Here are some telltale signs that your parent needs living care assistance:

·      Personality and Behavioral Changes
Any sudden changes in personality or behavior are signs of cognitive deterioration or disorders. If your parent was once extremely sociable, but now likes to spend the day alone, or if he/she is experiencing mood swings, this is an indicator they need outside help and assistance.

·      Changes in Pantry
If it becomes difficult for your parent to cook meals, you may see a change in their dietary habits. If convenient frozen or fast food meals become the norm, along with spoiled food in the refrigerator, this is a huge red flag.

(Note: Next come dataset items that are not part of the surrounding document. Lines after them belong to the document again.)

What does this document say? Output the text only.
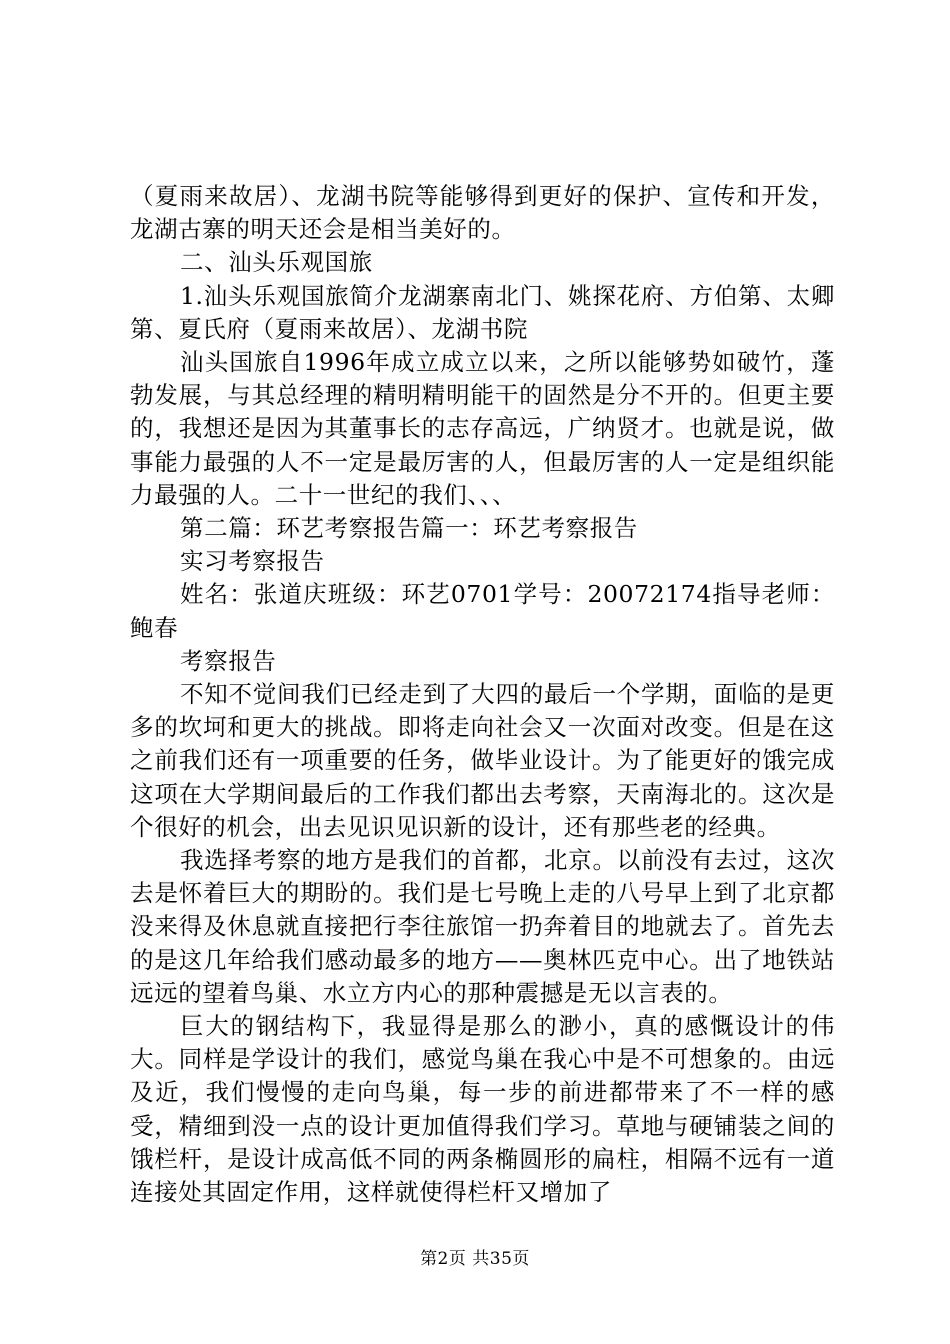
（夏雨来故居）、龙湖书院等能够得到更好的保护、宣传和开发，龙湖古寨的明天还会是相当美好的。

二、汕头乐观国旅

1.汕头乐观国旅简介龙湖寨南北门、姚探花府、方伯第、太卿第、夏氏府（夏雨来故居）、龙湖书院

汕头国旅自1996年成立成立以来，之所以能够势如破竹，蓬勃发展，与其总经理的精明精明能干的固然是分不开的。但更主要的，我想还是因为其董事长的志存高远，广纳贤才。也就是说，做事能力最强的人不一定是最厉害的人，但最厉害的人一定是组织能力最强的人。二十一世纪的我们、、、

第二篇：环艺考察报告篇一：环艺考察报告

实习考察报告

姓名：张道庆班级：环艺0701学号：20072174指导老师：鲍春

考察报告

不知不觉间我们已经走到了大四的最后一个学期，面临的是更多的坎坷和更大的挑战。即将走向社会又一次面对改变。但是在这之前我们还有一项重要的任务，做毕业设计。为了能更好的饿完成这项在大学期间最后的工作我们都出去考察，天南海北的。这次是个很好的机会，出去见识见识新的设计，还有那些老的经典。

我选择考察的地方是我们的首都，北京。以前没有去过，这次去是怀着巨大的期盼的。我们是七号晚上走的八号早上到了北京都没来得及休息就直接把行李往旅馆一扔奔着目的地就去了。首先去的是这几年给我们感动最多的地方——奥林匹克中心。出了地铁站远远的望着鸟巢、水立方内心的那种震撼是无以言表的。

巨大的钢结构下，我显得是那么的渺小，真的感慨设计的伟大。同样是学设计的我们，感觉鸟巢在我心中是不可想象的。由远及近，我们慢慢的走向鸟巢，每一步的前进都带来了不一样的感受，精细到没一点的设计更加值得我们学习。草地与硬铺装之间的饿栏杆，是设计成高低不同的两条椭圆形的扁柱，相隔不远有一道连接处其固定作用，这样就使得栏杆又增加了

第2页 共35页
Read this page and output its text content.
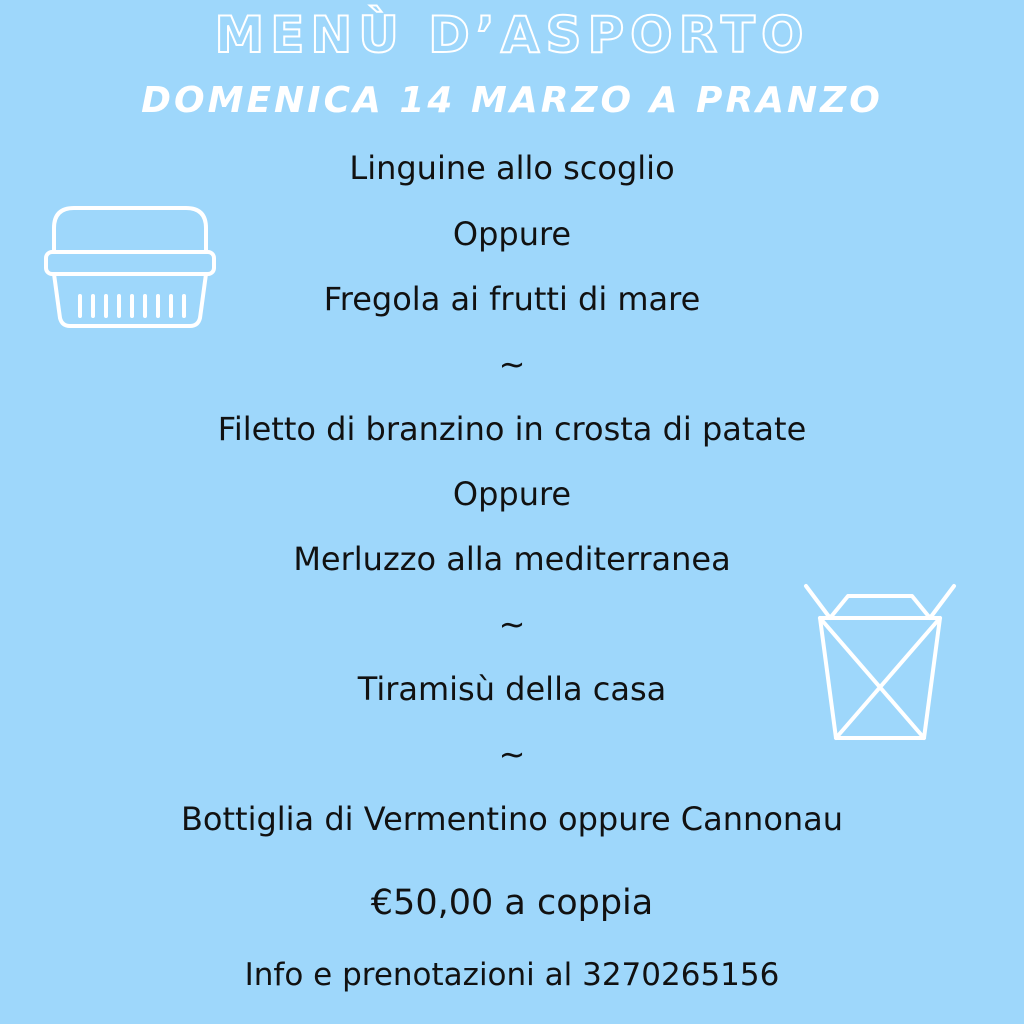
MENÙ D’ASPORTO
DOMENICA 14 MARZO A PRANZO
Linguine allo scoglio
Oppure
Fregola ai frutti di mare
~
Filetto di branzino in crosta di patate
Oppure
Merluzzo alla mediterranea
~
Tiramisù della casa
~
Bottiglia di Vermentino oppure Cannonau
€50,00 a coppia
Info e prenotazioni al 3270265156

·      Dramatic Weight Loss
As a result of the changes in their eating habits, seniors may rapidly lose or gain weight. Also, look out for nutritional deficiencies that manifest as skin problems. 

·      Excessive Clutter
While piles of laundry or unopened mail may seem like no big deal, these small signs are often the first ones that show your parents are having difficulty with daily tasks. When cognitive function declines, the simple tasks, such as sorting through the mail, can become overwhelming.  

·      Cuts and Bruises
Apparent cuts and bruises signal possible vision loss and inability to move around easily and comfortably. If parents cannot tell you where the bruises came from specifically, take that as a warning sign.

·      Medication Issues
If seniors have an abundance of expired medications or fail to refill their prescriptions, this can indicate a need for assistance. Not taking their medication can also explain why their cognitive health is declining.

·      Failure to Pay Bills
Failure to schedule any services/appointments or pay bills shows serious problems with comprehension.

·      Dangerous Driving Behaviors
This is a tough one for seniors, but, if you notice they start to drive dangerously or rack up citations, this could suggest their vision and other brain functions are slowing. While it is hard for anyone to give up their license, you may need to ask your parents to stop driving for the safety of themselves and others.

Considering that aging and its effect do happen—yes, even to our loved ones—it is easy to want to jump on board of the new technology that will strengthen declining cognitive processes and increase overall satisfaction with independent living (for both you and your parent).

When it comes to your loved one, you want to take all the necessary steps to keep them both healthy and happy. Explore your options with technological products and services, at-home care, assisted living facilities, and your many other options.

The best choice for you and your family often depends on the specific health and familial structure you can provide for your parent. Take some time, do your research, and weigh all your options.